Even more difficult than the process of acquisition is the act of renunciation – letting go – and accepting that a possession, a skill, or a phase in our life, is drawing to a close, and in that respect we will no longer be the same person.

The blessing of a retentive memory can become a burden. We might find it increasingly difficult to rid ourselves of the acquired memories of injuries we imagine others have done to us. We may find ourselves unable to forgive ‘those that have trespassed against us’. We hold on to such memories because they help us to account for ways in which we, too, have failed. They can become valued mental possessions which we regularly revisit and brood over.

This sense of loss is sometimes compounded with feelings of remorse. We look back and regret moments when we have failed ourselves or others. With hindsight – that perfect science – we imagine how we could have done so much better. A contributor to Quaker faith & practice recollects: ‘Then my mother died. I felt the expected grief, remorse at my failings as a daughter…’ (21.52). Such feelings about our parents – and children – are common.
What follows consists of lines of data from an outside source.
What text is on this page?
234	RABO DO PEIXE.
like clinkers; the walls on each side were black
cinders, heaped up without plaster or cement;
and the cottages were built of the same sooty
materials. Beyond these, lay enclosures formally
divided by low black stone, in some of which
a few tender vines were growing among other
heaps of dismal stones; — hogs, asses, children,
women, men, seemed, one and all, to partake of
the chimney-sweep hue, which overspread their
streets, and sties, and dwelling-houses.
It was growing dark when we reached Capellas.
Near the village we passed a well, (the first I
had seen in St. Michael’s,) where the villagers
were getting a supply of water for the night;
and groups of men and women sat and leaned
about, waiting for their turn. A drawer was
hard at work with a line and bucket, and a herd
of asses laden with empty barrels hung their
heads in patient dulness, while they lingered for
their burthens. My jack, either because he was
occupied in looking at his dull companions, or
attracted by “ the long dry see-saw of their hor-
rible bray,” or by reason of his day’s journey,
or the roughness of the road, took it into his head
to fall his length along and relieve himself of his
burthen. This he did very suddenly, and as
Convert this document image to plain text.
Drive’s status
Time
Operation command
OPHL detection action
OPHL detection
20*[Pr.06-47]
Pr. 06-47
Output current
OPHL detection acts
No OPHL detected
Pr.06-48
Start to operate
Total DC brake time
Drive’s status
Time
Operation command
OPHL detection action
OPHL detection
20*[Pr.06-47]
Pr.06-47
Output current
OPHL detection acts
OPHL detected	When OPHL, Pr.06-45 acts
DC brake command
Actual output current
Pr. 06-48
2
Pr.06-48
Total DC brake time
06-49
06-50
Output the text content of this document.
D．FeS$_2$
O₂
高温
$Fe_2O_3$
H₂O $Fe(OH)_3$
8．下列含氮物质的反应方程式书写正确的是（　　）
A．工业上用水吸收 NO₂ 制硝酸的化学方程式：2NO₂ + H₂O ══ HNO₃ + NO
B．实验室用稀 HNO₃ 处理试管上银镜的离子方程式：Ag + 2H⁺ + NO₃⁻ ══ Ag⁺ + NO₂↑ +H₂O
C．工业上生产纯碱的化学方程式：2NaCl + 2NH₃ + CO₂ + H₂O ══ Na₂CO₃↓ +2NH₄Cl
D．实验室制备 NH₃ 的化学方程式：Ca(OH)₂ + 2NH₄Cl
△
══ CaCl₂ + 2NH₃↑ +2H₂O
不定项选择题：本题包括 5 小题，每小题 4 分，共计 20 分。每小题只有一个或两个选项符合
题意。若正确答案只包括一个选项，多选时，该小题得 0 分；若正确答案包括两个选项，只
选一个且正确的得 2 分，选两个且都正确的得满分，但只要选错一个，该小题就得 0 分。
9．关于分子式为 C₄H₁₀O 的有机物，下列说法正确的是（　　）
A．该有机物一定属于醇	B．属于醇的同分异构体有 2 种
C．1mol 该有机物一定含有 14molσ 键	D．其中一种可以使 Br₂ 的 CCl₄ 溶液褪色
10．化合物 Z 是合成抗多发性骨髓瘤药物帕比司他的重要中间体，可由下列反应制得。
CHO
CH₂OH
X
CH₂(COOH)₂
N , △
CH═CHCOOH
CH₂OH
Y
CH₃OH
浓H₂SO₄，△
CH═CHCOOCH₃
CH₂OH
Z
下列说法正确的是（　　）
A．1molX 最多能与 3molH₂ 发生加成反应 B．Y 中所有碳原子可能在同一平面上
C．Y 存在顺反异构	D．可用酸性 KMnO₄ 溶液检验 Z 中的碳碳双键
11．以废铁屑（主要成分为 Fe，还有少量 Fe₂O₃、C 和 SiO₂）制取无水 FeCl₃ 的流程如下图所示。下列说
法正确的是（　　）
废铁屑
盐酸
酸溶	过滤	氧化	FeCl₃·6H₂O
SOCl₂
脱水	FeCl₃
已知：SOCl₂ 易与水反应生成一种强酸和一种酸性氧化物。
‘Is it possible to accept the loss of our acquisitions as part of God’s plan for us?’

Renunciation can be coloured by grief. Samuel Johnson, the distinguished eighteenth-century littérateur, was troubled by the memory of a youthful act of disobedience towards his father (a humble provincial bookseller of Uttoxeter who played a vital role in his literary career) and spoke of ‘the pungency of remorse’.

To absolve himself from this feeling, and as an act of contrition long after the death of his father, Johnson went to the market place of Uttoxeter and stood silently on the site of his father’s bookstall, bare-headed, in the rain, an event which is movingly commemorated every year on the same spot.

These are feelings which afflict both great and humble, regardless of social standing, fame or wealth. Robert Louis Stevenson became one of the most successful authors of his day. His books and essays are still read with pleasure. He suffered from ill health for much of his adult life and settled in Samoa in the Pacific to benefit from its benign climate, dying there at the age of forty-four at the height of his fame.

Stevenson accepted that his lease on life was temporary and prepared himself for an end which must have seemed inevitable without anger or rancour, or, as he put it, ‘to renounce when that should be necessary and not be embittered’.

Is it possible to accept the loss of our acquisitions as part of God’s plan for us? Can we adopt an attitude of good-humoured renunciation as a way of cooperating with God’s will? Surely this is a defining characteristic of the Christian life expressed in the Quaker philosophy.

Advices & queries 29 counsels us that, ‘Although old age may bring increasing disability and loneliness, it can also bring serenity, detachment and wisdom.’ How can we find that detachment and wisdom, other than through our enduring awareness of God’s love for us?

Samuel Johnson was a passionate opponent of slavery and left part of his personal fortune to his servant and loyal companion Frank Barber, a once-enslaved Jamaican, who also became his literary executor and was one of the most important sources for Boswell, Johnson’s biographer.

Johnson’s most valued possession was his tongue and his ready wit. More than anything else, his conversation defined his identity. Late in life, he awoke one morning to discover that he had lost the power of speech, probably as the result of a stroke. He got out of bed and wrote a card for Frank to deliver to a trusted neighbour. His short message remains one of the most moving and uplifting in the English language, and a testament to his faith.

‘Dear Sir – It has pleased God, this morning, to deprive me of the powers of speech; and as I do not know but that it may be his further good pleasure to deprive me soon of my senses, I request you will on receipt of this note, come to me, and act for me, as the exigencies of my case may require.